ComfyUI

Node-based image generation UI for Stable Diffusion and Flux models.

What is ComfyUI?

ComfyUI is a powerful, modular, node-based GUI for Stable Diffusion and Flux image generation models. It allows building complex image generation pipelines by connecting nodes (samplers, models, VAEs, ControlNets, LoRAs, etc.) in a visual graph editor.

Why ComfyUI?

ComfyUI is the most flexible and performance-oriented frontend for diffusion models. Unlike Automatic1111 (which uses a form-based interface), ComfyUI exposes every parameter of the generation pipeline as a connectable node, enabling complex workflows that would be impossible in simpler UIs.

How It's Used Here

ComfyUI runs on k8s-worker4 (GPU node) as a standard Kubernetes Deployment. Model files are stored on a 50 Gi RWX Longhorn PVC shared across pod restarts.

Source: workloads/ai/comfyui.go

Configuration

SettingValueWhy
NamespacecomfyuiIsolated namespace
Imageyanwk/comfyui-boot:cu128-megapak-20260223CUDA 12.8, matching Talos driver 570.x
HTTPRoutecomfyui.madhan.appcomfyui:8188Gateway API
Deploy strategyRecreateGPU workloads cannot have two pods claiming nvidia.com/gpu simultaneously
runtimeClassNamenvidiaRoutes through nvidia-container-runtime
NVIDIA_VISIBLE_DEVICESallMake all GPU devices visible
nvidia.com/gpu limit1One time-sliced virtual GPU
Node selectornvidia.com/gpu.present: "true"Schedule on GPU node
Tolerationdedicated=ai:NoScheduleAllow scheduling on tainted GPU node
CPU limit4000mCPU-hungry during inference
RAM request1GiHost RAM for process
RAM limit8GiAllow headroom for large model loading
Data PVC50Gi RWX LonghornModels, outputs, custom nodes
Data mount path/home/user/opt/ComfyUIImage's working directory
CLI_ARGS--listen 0.0.0.0 --port 8188Bind all interfaces for Service to reach

Image Note

The image tag cu128-megapak-20260223 is a dated CUDA 12.8 "megapak" build that includes PyTorch, xformers, and many common custom nodes pre-installed. The latest-cu128 tag does not exist on Docker Hub — always use a specific dated tag like cu128-megapak-20260223.

Recreate Strategy

ComfyUI uses strategy: Recreate instead of the default RollingUpdate:

Strategy: &k8s.DeploymentStrategy{Type: jsii.String("Recreate")},

This is required because GPU workloads cannot have two pods claiming nvidia.com/gpu simultaneously. With RollingUpdate, the new pod starts before the old pod terminates, causing the new pod to get stuck waiting for the GPU resource.

Storage

A 50 Gi RWX Longhorn PVC is mounted at /home/user/opt/ComfyUI. This stores:

  • Model checkpoints (.safetensors, .ckpt)
  • LoRA files
  • ControlNet models
  • Custom nodes (installed via ComfyUI Manager)
  • Generated output images

Using RWX allows future multi-replica scenarios and avoids attach conflicts.

How It Connects

Browser → comfyui.madhan.app
  → homelab-gateway → comfyui:8188
  → ComfyUI pod on k8s-worker4
  → nvidia-container-runtime (GPU injection)
  → RTX 5070 Ti (VRAM for model inference)
  → 50Gi Longhorn RWX PVC (model files, outputs)

Screenshots

ComfyUI node graph showing a Stable Diffusion workflow with samplers, VAE, and ControlNet nodes

Troubleshooting

Pod Stuck in ContainerCreating

Symptoms: New pod won't start, events show GPU resource not available.

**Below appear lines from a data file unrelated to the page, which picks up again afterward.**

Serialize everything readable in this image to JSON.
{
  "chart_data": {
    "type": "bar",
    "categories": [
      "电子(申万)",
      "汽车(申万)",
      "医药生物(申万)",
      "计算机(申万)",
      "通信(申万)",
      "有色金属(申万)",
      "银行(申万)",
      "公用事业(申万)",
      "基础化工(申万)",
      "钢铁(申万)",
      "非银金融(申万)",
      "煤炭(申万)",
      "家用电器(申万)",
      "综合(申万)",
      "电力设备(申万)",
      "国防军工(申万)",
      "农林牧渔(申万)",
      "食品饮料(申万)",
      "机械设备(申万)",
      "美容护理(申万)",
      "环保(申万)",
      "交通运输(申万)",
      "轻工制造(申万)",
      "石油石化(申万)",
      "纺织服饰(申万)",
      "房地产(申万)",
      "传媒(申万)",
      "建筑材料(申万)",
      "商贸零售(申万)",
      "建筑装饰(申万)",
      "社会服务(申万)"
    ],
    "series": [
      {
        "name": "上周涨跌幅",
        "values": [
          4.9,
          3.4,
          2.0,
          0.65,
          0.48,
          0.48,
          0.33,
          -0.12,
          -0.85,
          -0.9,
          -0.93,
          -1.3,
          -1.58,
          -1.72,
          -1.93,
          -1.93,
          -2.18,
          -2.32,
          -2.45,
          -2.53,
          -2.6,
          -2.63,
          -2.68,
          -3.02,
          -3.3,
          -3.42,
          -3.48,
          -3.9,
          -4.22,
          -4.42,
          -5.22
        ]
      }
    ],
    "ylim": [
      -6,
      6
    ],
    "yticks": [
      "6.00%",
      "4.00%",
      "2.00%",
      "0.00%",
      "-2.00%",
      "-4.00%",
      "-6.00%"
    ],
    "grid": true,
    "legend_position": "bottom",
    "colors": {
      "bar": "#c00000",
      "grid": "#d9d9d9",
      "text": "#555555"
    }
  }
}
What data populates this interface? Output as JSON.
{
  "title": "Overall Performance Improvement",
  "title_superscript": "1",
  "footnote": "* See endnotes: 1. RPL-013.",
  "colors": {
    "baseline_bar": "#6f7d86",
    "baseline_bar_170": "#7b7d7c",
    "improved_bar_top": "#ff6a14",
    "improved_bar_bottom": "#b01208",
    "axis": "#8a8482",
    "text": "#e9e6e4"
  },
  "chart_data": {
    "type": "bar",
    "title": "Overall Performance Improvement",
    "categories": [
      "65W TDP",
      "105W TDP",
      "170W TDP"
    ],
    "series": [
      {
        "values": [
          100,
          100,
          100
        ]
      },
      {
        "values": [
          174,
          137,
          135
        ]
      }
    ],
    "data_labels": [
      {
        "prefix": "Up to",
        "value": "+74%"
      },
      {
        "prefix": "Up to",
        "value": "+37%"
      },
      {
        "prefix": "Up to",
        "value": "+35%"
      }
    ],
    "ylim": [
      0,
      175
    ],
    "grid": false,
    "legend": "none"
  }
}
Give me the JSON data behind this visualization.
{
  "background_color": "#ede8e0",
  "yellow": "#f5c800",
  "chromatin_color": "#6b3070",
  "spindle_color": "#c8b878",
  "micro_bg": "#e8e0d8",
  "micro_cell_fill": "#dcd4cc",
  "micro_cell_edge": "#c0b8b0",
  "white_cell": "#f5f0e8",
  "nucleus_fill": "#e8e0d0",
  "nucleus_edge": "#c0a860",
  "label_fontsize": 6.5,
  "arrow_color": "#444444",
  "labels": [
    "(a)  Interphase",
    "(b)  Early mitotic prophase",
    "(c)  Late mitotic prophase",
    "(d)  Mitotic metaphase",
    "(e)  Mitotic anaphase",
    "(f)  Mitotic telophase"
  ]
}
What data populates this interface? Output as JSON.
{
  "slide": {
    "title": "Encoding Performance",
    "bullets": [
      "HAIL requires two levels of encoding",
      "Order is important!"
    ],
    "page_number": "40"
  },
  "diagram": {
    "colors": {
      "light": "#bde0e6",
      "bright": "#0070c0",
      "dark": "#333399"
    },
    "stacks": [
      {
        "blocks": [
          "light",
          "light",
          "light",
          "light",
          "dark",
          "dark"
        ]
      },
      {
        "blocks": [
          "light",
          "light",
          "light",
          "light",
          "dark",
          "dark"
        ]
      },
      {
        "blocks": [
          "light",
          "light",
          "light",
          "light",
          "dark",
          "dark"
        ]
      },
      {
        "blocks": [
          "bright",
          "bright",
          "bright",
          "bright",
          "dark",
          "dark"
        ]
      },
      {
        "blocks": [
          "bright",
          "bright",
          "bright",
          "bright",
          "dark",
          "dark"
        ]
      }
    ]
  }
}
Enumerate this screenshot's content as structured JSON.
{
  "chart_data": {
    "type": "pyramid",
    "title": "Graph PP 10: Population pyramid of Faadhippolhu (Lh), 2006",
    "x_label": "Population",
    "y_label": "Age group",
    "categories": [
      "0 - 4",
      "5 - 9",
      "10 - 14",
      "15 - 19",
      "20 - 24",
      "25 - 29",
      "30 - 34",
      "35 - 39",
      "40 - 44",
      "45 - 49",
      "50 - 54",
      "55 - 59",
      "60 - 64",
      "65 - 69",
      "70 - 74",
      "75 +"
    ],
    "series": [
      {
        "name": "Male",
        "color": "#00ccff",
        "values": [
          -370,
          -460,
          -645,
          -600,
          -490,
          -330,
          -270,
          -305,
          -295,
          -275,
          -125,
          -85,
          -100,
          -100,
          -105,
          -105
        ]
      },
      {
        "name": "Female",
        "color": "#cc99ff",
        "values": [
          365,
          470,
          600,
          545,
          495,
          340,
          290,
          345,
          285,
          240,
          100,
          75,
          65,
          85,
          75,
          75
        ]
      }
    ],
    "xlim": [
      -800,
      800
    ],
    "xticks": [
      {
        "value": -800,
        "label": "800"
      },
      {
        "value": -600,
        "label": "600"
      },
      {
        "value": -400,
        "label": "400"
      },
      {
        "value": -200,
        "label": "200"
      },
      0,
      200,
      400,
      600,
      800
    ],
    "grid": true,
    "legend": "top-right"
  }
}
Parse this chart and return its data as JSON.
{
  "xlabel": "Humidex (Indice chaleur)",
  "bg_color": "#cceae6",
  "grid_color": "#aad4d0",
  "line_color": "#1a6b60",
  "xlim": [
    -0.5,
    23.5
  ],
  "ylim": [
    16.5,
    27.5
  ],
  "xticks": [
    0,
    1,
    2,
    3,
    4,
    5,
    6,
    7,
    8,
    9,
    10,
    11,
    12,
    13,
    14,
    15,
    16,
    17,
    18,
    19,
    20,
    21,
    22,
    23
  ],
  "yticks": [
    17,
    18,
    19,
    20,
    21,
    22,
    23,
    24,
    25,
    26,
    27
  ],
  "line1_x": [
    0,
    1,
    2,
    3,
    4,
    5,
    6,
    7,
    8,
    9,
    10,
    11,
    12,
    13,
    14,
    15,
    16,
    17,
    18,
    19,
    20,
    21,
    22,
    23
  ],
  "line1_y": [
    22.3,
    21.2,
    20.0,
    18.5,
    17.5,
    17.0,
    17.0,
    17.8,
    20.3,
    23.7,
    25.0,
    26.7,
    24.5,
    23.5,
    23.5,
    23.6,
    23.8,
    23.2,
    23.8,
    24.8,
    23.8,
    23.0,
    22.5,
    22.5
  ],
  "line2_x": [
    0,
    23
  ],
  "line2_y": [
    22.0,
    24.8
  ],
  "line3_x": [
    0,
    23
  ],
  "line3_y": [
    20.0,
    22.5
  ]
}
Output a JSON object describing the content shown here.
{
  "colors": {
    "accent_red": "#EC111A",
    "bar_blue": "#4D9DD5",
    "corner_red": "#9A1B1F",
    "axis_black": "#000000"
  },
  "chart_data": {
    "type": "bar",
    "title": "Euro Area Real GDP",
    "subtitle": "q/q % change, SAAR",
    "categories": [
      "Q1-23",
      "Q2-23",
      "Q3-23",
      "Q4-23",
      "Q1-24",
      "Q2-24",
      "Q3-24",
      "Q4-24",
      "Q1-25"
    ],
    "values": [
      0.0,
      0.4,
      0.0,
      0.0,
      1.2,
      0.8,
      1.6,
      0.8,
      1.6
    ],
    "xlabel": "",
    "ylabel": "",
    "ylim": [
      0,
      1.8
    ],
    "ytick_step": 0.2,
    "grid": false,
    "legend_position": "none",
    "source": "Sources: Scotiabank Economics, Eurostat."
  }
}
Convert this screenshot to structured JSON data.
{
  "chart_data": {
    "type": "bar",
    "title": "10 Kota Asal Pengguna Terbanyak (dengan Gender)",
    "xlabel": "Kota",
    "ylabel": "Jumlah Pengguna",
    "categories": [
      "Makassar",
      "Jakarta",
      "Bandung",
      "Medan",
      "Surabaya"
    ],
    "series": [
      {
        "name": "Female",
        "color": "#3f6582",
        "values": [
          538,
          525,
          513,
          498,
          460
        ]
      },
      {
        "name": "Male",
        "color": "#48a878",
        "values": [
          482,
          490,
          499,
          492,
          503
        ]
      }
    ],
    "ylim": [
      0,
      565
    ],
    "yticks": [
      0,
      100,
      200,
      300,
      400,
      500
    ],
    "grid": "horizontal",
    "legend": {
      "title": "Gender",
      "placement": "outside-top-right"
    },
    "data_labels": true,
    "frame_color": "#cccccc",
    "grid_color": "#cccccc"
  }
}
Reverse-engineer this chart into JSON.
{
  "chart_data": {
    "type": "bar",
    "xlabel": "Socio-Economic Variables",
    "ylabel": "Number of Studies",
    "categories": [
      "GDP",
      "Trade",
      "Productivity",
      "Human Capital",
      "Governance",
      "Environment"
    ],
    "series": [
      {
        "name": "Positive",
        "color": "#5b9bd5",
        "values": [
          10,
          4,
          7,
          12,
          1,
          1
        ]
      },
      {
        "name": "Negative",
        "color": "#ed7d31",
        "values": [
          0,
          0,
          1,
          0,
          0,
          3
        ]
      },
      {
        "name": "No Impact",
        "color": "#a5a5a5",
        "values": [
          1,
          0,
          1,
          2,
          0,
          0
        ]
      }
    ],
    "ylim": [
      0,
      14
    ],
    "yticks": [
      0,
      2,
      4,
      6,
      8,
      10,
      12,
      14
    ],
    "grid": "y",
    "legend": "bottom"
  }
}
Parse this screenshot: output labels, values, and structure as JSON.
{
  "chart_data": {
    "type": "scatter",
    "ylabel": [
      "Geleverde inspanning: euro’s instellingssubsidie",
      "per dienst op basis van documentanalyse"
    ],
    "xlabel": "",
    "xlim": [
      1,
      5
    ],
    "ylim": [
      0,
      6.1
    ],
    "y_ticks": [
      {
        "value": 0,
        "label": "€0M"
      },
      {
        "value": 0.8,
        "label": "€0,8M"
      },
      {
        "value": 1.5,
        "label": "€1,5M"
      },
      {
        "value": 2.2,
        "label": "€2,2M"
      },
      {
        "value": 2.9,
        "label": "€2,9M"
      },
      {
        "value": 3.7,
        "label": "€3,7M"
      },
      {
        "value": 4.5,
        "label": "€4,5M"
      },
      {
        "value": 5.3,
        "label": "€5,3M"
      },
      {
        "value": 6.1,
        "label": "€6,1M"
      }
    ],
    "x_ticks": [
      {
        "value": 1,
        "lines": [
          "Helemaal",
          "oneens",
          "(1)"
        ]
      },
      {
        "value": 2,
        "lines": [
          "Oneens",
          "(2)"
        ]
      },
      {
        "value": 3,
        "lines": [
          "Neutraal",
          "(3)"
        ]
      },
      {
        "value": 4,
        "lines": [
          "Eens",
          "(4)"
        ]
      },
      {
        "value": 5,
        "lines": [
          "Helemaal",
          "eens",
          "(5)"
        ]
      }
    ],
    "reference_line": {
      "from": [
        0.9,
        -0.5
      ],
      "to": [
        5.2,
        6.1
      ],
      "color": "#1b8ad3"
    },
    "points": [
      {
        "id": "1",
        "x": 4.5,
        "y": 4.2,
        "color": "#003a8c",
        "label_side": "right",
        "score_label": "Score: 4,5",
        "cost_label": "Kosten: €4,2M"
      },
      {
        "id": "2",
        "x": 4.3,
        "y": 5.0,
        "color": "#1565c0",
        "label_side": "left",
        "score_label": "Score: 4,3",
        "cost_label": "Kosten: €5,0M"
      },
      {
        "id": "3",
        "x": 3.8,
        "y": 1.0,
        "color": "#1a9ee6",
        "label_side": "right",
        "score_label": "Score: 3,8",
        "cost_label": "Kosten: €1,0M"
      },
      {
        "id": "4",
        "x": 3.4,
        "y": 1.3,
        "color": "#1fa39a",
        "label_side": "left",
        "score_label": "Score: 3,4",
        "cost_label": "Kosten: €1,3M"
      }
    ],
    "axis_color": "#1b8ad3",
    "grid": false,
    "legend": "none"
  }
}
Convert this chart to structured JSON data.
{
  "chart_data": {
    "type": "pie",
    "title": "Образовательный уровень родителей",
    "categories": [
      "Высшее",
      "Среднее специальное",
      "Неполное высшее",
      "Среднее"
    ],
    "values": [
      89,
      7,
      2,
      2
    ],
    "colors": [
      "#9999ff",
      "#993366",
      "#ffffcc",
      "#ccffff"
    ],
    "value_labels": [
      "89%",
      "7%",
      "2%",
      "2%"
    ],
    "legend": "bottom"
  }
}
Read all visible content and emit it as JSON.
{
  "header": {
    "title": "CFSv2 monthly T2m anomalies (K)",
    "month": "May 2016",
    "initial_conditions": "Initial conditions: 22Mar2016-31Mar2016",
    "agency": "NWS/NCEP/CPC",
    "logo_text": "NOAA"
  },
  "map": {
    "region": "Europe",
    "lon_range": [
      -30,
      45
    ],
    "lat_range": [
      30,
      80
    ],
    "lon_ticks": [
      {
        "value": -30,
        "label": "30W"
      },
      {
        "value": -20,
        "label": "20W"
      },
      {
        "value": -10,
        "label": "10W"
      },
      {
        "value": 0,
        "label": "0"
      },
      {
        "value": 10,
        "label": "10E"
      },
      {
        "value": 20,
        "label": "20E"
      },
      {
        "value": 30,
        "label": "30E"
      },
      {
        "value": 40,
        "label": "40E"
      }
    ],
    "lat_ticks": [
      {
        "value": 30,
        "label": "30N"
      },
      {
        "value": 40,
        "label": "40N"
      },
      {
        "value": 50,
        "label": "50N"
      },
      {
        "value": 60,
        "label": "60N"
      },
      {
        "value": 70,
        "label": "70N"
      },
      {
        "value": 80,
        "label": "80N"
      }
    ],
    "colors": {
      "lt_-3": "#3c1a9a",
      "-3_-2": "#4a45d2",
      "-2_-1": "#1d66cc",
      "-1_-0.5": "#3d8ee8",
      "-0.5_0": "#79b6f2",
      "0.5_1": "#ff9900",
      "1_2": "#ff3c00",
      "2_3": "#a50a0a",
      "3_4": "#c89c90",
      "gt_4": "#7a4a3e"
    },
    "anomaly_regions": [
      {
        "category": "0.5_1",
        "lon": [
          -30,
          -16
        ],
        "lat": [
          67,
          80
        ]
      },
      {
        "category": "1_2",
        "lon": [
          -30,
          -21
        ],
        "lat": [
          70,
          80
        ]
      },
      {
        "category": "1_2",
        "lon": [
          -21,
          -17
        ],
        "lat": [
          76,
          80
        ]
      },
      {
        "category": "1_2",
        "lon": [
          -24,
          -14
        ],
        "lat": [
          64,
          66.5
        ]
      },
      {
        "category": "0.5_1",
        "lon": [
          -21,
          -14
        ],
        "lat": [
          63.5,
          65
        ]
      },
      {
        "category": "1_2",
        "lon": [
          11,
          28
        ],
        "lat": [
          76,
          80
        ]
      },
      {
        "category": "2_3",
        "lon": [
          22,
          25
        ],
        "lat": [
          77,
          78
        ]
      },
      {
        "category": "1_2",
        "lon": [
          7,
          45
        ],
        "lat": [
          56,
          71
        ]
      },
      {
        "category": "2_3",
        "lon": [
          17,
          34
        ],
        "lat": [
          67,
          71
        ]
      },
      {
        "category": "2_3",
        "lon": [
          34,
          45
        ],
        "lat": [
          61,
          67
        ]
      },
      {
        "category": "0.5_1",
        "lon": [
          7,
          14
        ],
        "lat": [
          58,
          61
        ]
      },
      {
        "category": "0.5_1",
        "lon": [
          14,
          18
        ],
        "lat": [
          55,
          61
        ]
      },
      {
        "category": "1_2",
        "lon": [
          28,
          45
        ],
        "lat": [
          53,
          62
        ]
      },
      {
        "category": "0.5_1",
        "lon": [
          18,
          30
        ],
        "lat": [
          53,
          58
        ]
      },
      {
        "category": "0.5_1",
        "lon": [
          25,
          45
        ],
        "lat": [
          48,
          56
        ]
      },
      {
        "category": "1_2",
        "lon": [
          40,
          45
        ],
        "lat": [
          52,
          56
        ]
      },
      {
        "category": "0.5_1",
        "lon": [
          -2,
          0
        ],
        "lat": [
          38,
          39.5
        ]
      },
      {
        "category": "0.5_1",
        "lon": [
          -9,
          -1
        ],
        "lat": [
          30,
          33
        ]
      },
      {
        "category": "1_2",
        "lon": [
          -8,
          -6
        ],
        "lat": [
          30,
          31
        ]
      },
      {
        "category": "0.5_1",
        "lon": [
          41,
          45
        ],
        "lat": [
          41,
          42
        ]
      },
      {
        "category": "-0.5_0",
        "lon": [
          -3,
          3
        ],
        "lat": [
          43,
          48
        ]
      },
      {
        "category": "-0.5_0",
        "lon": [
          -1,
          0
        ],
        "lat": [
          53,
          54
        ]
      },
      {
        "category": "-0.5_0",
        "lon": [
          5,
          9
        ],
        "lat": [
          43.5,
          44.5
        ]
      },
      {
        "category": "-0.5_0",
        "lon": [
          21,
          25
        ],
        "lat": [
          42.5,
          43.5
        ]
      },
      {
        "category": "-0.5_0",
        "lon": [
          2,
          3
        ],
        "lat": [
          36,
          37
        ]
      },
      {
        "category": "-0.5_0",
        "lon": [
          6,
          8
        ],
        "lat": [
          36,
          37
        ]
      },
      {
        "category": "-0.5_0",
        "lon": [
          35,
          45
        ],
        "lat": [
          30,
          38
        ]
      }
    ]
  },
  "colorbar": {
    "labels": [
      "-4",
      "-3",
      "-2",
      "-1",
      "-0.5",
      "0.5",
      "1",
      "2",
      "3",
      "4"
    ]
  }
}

Fix: Old pod may still be terminating. The Recreate strategy ensures the old pod terminates first, but if it gets stuck:

kubectl delete pod -n comfyui <old-pod> --grace-period=0 --force

Out of VRAM

Symptoms: ComfyUI shows CUDA out of memory during generation.

Fix: Reduce model size (use smaller quantized model) or free VRAM by offloading models in the Ollama API:

# Unload Ollama models from VRAM
curl http://ollama.madhan.app/api/generate -d '{"model": "llama3.2", "keep_alive": 0}'

Custom Nodes Not Installing

Custom nodes installed via ComfyUI Manager persist because they write to the 50 Gi PVC at /home/user/opt/ComfyUI/custom_nodes/. If the PVC is deleted, all custom nodes are lost.